The problem with Achilles Tendinopathy
Approximately 50% of people, mostly runners and jumpers, will experience Achilles Tendinopathy during their lifetime. Though many runners and jumpers experience Achilles Tendinopathy, not all of those who are affected live an active lifestyle. About 33% of those affected by Achilles Tendinopathy report living a sedentary lifestyle. Those who have Achilles Tendinopathy experience pain, stiffness, and loss of function with daily and recreational activities. Originally, this condition was thought to involve inflammation but recent evidence shows that it has to do with the presence of degenerative tendinopathy. Remodeling and healing the achilles tendon has shown to be helpful along with appropriate loading in exercise.
Achilles Tendinopathy Interventions
In order to determine the source of the symptoms and figure out what exactly has caused the achilles tendon to become overloaded, it is important to conduct a physical therapy exam. Common physical therapy interventions include manual therapy (spinal/extremity joint mobilization/manipulation, soft tissue interventions (such as dry needling), education, and exercise. These interventions are implemented in order to help reduce load on the tendon to allow for adaptation and healing. Gradually the interventions will include increasing the load on the tendon to prepare for returning to normal activity levels.
Alfredson et al. initially showed the positive effects of eccentric loading on pain and disability with recreational athletes. All of the athletes who practiced eccentric loading through a 12-week program of strengthening were able to return to the same levels of activity they had prior to their injuries.
Systematic reviews of the medical evidence report strong support for using Alfredson et al.’s eccentric loading program, but further studies show success with other loading programs. These loading programs have documented histological changes in the tendon consistent with remodeling and healing including increased stiffness, decreased thickness, and increased Type I collagen formation. These changes suggest the tendon is plastic and able to adapt to imposed loads through exercise. Physical therapy was also superior to a corticosteroid injection for treatment of Achilles Tendinopathy. Authors noted a 43% recurrence rate in the steroid group compared to a 16% rate in the PT group at long term follow up.

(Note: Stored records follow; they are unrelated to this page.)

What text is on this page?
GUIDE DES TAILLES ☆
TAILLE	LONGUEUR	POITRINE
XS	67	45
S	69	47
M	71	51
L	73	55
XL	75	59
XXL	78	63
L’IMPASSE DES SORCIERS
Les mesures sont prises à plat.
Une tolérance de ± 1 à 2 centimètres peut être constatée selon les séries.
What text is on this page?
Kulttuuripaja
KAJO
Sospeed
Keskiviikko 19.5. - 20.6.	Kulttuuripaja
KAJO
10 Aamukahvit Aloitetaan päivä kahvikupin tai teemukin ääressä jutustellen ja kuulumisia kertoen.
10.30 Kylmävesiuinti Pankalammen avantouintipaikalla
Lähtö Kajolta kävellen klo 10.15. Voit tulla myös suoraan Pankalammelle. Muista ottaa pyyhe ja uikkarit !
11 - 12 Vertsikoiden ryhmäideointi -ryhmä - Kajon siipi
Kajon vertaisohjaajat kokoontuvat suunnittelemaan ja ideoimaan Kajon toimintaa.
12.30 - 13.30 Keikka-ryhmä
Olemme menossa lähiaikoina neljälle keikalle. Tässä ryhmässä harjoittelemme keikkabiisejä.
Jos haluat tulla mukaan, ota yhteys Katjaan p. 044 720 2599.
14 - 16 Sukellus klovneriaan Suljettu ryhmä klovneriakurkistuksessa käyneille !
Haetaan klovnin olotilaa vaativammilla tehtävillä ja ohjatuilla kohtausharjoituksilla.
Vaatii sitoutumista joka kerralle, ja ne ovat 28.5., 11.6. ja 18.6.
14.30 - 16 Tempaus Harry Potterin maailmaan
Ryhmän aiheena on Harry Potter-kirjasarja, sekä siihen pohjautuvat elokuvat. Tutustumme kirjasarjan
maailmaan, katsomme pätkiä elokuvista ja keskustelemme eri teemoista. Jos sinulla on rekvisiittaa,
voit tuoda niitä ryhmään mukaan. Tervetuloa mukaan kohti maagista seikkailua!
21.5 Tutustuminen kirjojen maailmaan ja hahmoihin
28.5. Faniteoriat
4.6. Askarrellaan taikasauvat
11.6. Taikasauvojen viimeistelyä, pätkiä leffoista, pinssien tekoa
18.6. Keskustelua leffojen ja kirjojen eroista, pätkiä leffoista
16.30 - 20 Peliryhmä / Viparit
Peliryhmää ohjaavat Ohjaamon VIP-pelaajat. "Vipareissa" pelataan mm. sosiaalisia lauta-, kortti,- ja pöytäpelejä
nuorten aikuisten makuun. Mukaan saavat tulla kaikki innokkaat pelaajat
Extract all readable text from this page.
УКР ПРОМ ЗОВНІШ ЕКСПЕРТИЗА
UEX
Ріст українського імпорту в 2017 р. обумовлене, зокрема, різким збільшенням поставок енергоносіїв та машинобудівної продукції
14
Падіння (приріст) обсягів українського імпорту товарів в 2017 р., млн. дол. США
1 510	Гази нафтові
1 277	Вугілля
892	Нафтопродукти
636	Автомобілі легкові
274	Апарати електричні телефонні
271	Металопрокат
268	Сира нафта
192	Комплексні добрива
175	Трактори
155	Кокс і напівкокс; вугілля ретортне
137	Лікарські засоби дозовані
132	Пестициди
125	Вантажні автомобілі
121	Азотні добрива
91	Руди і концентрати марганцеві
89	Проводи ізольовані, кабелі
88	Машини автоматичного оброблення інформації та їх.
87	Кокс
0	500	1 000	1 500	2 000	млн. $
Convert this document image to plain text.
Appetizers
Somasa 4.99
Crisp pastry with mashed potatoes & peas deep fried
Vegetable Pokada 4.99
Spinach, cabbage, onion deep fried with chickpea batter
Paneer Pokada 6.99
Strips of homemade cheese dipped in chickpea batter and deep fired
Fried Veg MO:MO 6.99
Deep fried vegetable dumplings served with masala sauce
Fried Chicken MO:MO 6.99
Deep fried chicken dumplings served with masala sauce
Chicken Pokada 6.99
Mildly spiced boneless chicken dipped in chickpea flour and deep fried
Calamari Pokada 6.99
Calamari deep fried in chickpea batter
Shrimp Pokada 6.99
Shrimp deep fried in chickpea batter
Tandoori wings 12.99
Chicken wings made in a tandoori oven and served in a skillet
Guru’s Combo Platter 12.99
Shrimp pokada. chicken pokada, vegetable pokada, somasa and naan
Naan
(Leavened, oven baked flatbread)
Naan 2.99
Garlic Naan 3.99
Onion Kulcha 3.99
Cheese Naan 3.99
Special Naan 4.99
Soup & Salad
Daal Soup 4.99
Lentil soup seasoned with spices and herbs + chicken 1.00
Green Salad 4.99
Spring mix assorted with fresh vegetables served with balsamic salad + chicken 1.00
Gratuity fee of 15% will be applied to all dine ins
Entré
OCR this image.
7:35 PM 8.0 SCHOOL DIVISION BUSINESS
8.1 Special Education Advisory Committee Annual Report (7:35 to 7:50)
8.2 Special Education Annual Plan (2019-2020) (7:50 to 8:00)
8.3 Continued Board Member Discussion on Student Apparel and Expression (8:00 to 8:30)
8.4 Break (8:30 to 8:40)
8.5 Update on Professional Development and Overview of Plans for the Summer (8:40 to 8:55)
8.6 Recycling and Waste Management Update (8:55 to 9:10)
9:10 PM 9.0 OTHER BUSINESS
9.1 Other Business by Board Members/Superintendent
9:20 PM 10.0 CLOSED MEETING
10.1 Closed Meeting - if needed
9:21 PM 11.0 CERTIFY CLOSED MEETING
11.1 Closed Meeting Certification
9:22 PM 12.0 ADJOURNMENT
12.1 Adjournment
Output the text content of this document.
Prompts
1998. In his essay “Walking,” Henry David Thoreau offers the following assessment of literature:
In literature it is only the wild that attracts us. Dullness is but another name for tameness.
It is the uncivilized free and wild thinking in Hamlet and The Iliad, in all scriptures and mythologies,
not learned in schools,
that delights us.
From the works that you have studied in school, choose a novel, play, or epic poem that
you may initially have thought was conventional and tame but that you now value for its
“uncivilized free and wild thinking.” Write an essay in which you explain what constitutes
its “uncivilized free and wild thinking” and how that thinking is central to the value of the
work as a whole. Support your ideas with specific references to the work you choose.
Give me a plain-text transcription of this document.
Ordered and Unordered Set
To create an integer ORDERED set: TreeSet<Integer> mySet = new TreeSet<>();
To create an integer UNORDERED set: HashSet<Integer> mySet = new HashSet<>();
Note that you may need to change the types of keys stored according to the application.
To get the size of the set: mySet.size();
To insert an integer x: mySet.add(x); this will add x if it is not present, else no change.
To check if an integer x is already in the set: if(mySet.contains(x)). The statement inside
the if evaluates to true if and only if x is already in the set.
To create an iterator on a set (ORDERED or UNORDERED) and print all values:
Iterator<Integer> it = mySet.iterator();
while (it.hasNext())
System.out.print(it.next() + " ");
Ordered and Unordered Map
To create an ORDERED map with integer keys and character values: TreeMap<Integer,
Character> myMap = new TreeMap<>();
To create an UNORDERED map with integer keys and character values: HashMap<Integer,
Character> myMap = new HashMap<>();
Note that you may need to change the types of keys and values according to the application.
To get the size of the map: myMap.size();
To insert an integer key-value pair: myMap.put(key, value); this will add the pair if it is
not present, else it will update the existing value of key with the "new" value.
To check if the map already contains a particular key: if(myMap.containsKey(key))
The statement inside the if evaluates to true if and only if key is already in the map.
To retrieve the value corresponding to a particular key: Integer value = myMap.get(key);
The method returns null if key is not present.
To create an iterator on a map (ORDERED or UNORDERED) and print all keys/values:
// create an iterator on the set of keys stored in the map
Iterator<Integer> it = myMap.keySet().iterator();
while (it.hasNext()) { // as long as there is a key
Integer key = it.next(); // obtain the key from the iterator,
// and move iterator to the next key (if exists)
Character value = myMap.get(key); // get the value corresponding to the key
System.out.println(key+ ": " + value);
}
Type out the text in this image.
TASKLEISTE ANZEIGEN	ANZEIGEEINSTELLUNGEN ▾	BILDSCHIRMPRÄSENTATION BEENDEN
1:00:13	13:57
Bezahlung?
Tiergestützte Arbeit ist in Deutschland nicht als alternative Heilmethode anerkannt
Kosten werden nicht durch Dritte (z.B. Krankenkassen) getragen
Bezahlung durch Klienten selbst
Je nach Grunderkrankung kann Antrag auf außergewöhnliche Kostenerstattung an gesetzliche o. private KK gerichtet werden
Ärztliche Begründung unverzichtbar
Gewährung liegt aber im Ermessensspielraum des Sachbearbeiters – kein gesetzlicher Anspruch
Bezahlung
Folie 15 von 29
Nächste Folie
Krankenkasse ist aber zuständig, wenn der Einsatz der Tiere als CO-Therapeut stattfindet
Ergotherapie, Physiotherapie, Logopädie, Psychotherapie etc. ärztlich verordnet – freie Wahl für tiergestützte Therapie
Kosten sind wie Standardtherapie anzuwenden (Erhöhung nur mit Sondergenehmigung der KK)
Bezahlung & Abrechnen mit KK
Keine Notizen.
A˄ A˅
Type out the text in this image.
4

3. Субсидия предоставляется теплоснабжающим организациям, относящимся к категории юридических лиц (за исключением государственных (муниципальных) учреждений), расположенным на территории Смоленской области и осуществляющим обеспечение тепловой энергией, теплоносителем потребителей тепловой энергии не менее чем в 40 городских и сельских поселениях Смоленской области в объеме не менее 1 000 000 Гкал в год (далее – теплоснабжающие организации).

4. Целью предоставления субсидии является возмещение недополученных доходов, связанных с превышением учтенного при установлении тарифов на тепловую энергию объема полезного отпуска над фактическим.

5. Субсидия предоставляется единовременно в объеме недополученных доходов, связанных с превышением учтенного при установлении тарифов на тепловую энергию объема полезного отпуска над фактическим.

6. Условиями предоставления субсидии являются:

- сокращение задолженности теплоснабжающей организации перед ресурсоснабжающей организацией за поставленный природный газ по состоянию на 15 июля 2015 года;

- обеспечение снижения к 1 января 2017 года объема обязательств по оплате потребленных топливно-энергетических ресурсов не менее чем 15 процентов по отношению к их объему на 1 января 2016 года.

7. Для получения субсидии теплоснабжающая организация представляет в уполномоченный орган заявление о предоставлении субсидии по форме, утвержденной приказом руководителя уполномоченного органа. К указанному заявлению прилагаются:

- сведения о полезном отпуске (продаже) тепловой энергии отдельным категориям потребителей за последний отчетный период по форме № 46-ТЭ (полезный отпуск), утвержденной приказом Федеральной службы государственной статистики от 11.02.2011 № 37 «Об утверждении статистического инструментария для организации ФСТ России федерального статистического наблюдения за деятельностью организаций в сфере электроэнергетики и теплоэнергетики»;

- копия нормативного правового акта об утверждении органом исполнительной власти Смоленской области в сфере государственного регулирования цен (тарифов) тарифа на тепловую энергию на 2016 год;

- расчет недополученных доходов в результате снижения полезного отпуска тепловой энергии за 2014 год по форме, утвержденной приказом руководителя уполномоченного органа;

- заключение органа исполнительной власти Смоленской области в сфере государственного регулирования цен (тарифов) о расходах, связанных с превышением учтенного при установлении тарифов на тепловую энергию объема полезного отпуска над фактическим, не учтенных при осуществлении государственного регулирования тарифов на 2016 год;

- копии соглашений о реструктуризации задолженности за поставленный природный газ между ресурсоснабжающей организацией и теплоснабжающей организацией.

In order to clinically diagnose Achilles Tendinopathy, research suggests identifying presence of pain on palpation of the Achilles tendon, location of pain 2-6cm above the tendon insertion, and pain during heel raise testing. Patients who report ankle pain which limits daily and recreational activities should be referred to a physical therapist. The physical therapy should include a manual therapy and ankle strengthening program.